Cumhuriyet’in ideolojik konumlanmasında ve kurumsal yapılanmasında Sünni İslam’ın rolü nedeniyle devlet, dinlere eşit mesafede olmadığı için sorunlu laiklik icra edildi! Tartışması da bitmedi. 29 Ekim’de neden, 1876 Anayasası’nın monarşinin kurumsal yapısını koruyan maddeleri değil de 1921 Anayasası’nın demokrasiyi içeren maddeleri tasfiye edildi?
Bugünün sorunları, dünün artığıdır. 29 Ekim’de ilan edilen
Cumhuriyet, demokrasiyle var olmadı. 99 yıldır, bir arpa boyu yol.
İyimser olmanın koşulları var da ben mi körüm? Neyse. Osmanlı’yı
saymazsak asırlık değişmeyen iki temel talebimiz: Eşit vatandaşlık,
can ve mal güvenliğimiz. Öteki taleplerimizi geçtim. Türk
devletinin kurucu unsurlarının (milleten Türk ve dinen Sünni İslam)
egemenliğini sorgulamadan, asırlık taleplerimizin değişeceği de
yok. Yakın dönemdeki askeri vesayet söylemi, esası görmeyi
perdeledi ve Sünni İslam’ın politiğine yolverdi. Hesaplaşılmayan her konu bir sonrakini
tetikledi. Amasra’da 41 madenci öldürüldü. Çünkü Soma’da da 301
madenci öldürülmüştü; adli hesaplaşması yapılmamıştı. Maalesef
Amasra’nın da adli hesaplaşması yapılmayacaktır; “kader” dendi.
Soma’ya da “fıtrat” denmişti.
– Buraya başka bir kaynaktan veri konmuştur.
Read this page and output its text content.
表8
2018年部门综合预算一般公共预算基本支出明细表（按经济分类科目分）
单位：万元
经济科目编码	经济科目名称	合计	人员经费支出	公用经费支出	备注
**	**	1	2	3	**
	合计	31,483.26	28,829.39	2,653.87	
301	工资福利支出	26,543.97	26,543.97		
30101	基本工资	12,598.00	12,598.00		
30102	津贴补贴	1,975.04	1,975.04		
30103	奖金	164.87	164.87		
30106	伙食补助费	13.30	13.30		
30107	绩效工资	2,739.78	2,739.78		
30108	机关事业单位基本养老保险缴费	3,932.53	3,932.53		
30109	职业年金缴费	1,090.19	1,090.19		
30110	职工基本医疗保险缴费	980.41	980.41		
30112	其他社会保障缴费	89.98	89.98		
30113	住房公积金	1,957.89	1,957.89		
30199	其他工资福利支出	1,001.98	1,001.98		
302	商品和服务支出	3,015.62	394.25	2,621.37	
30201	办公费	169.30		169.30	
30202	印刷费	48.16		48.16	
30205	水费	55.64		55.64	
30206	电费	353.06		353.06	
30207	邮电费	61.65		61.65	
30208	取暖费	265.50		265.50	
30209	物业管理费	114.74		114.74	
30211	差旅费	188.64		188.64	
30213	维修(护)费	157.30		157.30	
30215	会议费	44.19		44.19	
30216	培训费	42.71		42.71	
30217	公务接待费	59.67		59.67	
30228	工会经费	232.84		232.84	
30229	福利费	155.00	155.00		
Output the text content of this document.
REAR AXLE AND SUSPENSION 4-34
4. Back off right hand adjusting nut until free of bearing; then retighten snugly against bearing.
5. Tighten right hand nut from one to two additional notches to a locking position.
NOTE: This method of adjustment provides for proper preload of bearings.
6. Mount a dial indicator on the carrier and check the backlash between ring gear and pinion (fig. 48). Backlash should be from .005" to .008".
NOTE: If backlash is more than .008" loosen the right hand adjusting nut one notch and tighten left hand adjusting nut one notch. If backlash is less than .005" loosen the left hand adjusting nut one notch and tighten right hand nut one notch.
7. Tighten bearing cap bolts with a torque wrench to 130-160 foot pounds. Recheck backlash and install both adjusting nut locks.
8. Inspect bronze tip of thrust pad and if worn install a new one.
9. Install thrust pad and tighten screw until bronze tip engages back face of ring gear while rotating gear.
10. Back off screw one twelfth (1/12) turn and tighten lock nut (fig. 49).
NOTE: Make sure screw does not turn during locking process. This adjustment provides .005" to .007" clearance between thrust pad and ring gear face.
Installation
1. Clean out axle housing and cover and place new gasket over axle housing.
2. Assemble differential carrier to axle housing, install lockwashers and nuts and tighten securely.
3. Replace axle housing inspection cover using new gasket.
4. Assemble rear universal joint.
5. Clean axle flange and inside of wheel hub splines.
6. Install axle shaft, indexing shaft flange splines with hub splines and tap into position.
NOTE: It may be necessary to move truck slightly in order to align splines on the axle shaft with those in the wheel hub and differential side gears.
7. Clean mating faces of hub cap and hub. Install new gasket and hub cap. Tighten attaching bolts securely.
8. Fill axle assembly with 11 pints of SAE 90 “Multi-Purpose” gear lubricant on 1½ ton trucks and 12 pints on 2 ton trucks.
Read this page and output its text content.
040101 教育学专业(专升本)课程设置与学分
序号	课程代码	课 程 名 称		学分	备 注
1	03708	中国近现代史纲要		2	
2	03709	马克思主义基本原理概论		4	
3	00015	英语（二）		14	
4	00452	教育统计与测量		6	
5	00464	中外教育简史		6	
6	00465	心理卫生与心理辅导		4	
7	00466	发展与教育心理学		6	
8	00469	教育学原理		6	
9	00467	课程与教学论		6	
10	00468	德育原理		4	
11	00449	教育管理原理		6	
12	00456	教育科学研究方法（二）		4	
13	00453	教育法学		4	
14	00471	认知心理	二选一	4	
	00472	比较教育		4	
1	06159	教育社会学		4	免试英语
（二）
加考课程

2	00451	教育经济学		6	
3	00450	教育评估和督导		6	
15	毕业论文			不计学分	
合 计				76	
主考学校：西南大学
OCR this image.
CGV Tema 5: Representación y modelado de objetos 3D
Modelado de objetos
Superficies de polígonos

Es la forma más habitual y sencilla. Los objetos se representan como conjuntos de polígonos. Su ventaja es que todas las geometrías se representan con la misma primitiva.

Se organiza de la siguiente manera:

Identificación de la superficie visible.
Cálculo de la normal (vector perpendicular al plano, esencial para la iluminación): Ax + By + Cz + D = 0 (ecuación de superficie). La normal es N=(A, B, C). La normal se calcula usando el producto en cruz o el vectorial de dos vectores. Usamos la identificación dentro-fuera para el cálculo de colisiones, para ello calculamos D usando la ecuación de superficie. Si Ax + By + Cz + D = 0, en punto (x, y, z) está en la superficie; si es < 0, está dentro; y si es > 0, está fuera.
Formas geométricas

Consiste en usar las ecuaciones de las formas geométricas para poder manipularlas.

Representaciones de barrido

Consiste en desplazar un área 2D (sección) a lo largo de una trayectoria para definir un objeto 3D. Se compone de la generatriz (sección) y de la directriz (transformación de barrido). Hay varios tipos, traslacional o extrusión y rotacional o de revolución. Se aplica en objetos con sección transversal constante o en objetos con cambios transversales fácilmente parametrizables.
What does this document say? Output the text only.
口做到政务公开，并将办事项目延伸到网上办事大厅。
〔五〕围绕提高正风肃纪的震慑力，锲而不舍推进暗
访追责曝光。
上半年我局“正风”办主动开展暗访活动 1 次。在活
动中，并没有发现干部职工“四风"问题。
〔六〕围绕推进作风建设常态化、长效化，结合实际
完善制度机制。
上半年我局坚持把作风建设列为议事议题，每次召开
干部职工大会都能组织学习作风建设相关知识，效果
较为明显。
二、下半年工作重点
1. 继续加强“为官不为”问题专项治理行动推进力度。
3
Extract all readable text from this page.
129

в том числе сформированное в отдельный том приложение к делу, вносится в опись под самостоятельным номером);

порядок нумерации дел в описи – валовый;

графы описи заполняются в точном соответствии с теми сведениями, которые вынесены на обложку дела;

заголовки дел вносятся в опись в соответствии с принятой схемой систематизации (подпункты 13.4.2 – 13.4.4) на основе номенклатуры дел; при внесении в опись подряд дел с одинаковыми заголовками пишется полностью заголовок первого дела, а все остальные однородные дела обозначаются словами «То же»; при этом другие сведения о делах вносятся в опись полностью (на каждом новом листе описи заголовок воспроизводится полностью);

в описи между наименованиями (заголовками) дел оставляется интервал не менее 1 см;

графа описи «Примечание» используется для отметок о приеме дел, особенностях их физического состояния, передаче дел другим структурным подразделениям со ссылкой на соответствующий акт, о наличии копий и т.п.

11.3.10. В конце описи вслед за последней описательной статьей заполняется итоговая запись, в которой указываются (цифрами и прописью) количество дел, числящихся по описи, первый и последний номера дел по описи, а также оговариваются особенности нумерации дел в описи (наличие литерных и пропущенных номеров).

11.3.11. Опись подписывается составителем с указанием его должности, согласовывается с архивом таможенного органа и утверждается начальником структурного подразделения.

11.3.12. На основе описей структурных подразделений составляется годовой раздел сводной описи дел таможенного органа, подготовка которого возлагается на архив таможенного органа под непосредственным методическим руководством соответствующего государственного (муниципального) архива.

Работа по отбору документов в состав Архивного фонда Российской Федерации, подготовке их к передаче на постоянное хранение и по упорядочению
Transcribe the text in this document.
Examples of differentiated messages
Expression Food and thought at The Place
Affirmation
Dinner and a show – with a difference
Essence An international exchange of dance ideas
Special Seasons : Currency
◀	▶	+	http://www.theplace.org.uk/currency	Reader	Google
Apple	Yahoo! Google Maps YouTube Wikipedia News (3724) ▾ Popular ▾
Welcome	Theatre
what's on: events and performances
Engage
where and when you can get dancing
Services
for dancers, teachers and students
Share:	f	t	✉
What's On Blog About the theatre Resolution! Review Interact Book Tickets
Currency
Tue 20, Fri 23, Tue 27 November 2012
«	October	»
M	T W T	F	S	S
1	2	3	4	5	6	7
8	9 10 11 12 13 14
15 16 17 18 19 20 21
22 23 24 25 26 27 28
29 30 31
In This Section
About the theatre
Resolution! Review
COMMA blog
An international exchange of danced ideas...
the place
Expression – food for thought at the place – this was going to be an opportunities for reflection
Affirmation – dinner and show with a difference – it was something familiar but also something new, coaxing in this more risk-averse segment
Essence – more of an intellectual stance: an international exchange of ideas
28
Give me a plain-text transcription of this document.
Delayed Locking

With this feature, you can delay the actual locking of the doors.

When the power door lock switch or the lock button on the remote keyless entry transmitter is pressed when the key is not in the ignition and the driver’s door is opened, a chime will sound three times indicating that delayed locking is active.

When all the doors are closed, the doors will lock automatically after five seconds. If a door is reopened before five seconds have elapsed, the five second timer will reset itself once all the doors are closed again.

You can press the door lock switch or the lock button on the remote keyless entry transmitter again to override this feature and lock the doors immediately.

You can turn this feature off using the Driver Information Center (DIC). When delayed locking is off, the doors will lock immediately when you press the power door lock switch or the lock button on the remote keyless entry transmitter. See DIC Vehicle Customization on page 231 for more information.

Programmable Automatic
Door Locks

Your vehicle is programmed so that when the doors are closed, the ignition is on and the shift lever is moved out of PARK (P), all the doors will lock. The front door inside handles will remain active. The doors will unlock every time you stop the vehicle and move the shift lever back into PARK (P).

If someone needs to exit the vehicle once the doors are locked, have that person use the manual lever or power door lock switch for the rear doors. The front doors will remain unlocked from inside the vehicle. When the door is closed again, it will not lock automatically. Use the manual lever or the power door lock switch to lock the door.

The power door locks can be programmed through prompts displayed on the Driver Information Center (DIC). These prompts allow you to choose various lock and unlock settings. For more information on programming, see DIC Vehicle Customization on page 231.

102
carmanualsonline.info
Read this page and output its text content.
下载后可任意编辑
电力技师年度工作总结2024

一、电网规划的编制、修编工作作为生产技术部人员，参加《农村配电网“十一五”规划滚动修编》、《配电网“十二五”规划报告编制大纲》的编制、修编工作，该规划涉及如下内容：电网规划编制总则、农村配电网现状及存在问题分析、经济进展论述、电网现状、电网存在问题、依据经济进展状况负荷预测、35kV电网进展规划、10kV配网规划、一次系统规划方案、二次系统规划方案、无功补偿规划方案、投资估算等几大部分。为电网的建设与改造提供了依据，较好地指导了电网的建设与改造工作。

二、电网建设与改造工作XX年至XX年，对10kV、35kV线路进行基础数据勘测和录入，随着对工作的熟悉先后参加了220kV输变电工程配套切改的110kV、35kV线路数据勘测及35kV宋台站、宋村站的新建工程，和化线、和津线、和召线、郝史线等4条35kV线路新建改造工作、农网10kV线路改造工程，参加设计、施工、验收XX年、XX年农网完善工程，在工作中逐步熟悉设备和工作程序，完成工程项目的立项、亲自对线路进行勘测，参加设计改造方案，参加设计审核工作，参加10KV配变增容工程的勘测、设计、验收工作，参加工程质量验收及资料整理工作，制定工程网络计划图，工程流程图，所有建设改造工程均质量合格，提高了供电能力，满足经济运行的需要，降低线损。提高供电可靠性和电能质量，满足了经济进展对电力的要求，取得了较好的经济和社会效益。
Ve Dersim’den Varlık Vergisi’ne, 6-7
Eylül’e, Maraş’a, 10 Ekim’e… O kadar çok “yaramız” var ki.
“Devlet sırrı” denilerek, ‘78 Maraş Katliamı dava
dosyasının, mahkeme kararına rağmen Kara Kuvvetleri Komutanlığı
tarafından verilmemesi yeterince bilgilendirici değil mi?
Adaletin bu muydu, cumhuriyet!
Oysa Cumhuriyet, çürümüş Osmanlı’dan kopuş ve hatta devrimdi.
Cumhuriyet, yedi düvelle mücadelenin zaferiydi. Cumhuriyet,
Osmanlı’dan kurtulmaktı. Cumhuriyet, ilericilikti. Resmî
ideolojinin söylemiyle kalınmadı, burjuvaziyi alaşağı etme
iddiasında olanların da teziydi. Fakat anti-emperyalizm söylemi,
neler olduğunun araştırılmasını ve anlaşılmasını maskeledi. Ve
hatırlayalım ki, Cumhuriyet’i derinleştiren adımlar muhalefetin
susturulduğu Takrir-i Sükûn’lu yıllarda atıldı. Bu, neyin
modernleşmesiydi? Takrir-i Sükûn devrimi mi?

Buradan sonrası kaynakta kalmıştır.